Mes muscles se crispent. Je baisse la tête pendant que mon cerveau m’envoie des flashs de souvenirs dont je n’ai pas besoin. Mes yeux se ferment et je m’entends répondre :

— L’abandon.

Je sens le regard de Kaïs sur moi. Il me brûle, il me perce. Il aimerait sûrement me gueuler que jamais il ne me lâchera, que jamais il ne partira. Mais il reste silencieux. Derrière moi, les tenèbres se meuvent, se transforment. Deux mains se posent sur mes épaules. Je savais qu’ils viendraient, d’une façon ou d’une autre. Je me tourne vers la gauche. Dastan m’étudie de ses iris bleu marine. Il s’y connait en abandon avec tout ce que je lui ai fait traverser dans Les Pierres de Pouvoir. C’est peut-être pour cette raison que j’avais écrit son histoire à l’époque. Parce que j’avais besoin de croire qu’on peut trouver sa famille, qu’on n’est pas lié à celle du sang. Un jour, j’aurais le courage de réécrire son récit, de lui rendre ses amis. Je pivote sur la droite. Logan m’observe d’un air hautain. C’est peut-être lui qui me ressemble le plus dans tout ce que j’ai écrit. Cette colère permanente contre lui-même, cette détestation dont je ne savais pas quoi faire dans Le Souffle perdu, une autre histoire que j’ai abandonnée en cours de route.
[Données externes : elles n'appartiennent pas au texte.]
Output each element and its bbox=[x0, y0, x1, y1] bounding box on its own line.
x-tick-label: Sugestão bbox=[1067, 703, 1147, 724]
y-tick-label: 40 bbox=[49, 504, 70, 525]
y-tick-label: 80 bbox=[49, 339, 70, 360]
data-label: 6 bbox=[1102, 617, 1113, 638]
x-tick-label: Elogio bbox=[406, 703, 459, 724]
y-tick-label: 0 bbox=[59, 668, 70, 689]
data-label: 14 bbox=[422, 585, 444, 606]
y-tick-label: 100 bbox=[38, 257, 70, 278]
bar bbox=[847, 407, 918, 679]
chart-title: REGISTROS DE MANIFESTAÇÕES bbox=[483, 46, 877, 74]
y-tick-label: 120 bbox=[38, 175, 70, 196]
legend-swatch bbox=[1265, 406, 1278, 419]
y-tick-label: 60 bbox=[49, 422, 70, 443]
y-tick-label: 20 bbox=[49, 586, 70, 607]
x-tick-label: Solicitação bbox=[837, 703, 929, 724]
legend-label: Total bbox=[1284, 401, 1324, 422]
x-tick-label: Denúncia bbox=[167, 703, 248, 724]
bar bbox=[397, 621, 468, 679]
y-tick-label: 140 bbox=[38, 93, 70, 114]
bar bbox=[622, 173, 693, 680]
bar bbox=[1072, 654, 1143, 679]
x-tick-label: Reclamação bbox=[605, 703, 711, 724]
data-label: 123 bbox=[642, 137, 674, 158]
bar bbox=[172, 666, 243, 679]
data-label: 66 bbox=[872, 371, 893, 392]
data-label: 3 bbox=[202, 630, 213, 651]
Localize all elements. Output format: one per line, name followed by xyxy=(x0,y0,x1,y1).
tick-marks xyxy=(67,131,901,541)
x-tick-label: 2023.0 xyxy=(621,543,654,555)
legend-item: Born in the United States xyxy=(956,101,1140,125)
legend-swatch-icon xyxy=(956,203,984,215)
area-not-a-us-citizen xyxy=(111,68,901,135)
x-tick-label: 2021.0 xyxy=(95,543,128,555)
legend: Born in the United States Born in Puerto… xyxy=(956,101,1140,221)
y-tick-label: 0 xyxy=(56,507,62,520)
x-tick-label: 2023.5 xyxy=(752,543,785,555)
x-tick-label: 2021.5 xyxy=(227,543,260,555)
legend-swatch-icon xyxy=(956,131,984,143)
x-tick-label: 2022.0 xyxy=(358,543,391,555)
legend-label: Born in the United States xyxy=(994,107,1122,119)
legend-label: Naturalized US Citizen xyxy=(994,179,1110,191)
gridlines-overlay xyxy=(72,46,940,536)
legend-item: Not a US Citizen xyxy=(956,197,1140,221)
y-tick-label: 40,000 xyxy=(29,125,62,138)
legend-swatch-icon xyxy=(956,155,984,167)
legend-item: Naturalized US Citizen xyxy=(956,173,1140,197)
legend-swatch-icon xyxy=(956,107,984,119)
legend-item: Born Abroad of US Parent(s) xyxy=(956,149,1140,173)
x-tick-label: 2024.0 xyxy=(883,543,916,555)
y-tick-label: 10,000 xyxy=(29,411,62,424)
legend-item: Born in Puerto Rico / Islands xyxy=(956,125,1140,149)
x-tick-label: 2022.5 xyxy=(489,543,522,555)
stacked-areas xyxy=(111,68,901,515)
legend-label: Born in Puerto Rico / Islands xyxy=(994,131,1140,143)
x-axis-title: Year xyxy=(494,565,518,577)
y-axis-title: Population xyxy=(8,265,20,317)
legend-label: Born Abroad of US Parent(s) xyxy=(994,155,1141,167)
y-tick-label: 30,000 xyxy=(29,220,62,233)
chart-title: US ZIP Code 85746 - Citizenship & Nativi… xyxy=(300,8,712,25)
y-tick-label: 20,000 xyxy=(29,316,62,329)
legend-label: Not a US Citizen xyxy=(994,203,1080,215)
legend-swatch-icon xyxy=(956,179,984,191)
Je prends une grande inspiration avant de reporter mon attention sur Kaïs. Je me demande s’il peut voir les deux garçons derrière moi. Ou s’ils font partie de l’obscurité perpétuelle qui m’entoure.

— Ta plus grande réussite jusqu’à présent ?

Un léger sourire se dessine sur mes lèvres tandis que le poids des mains de Logan et Dastan sur mes épaules s’évanouit sans jamais disparaître.

— Avoir quitté un endroit toxique malgré son confort.

L’air suffisant dont se pare Kaïs me fait rire. Il a l’air de penser que c’est lui qui a pris cette décision difficile. C’est peut-être sa façon de me montrer qu’il est fier de moi. J’envoie des ondes positives vers ses partenaires. Bon courage Léa, bon courage Mimi. Ça ne va vraiment pas être simple de le supporter, celui-ci.

— Qu’est-ce qui te comble ?

— De parcourir les pages à tes côtés, aux côtés de ceux qui t’ont nommé délégué pour venir me parler. D’illustrer vos aventures, que ce soit par ma plume ou mon pinceau.

Il me jette un regard amusé. Pas un mot, pas un rire. Mais de son silence naît une promesse que je chérirai pendant longtemps.

— Tu parles quelles langues ?

— Français, Anglais, Allemand.

— Tes attentes envers l’avenir ?

— Que mon futur moi se relève après chaque déception, chaque coup dur. Et que je continue d’avancer vers mon but, quoiqu’il arrive.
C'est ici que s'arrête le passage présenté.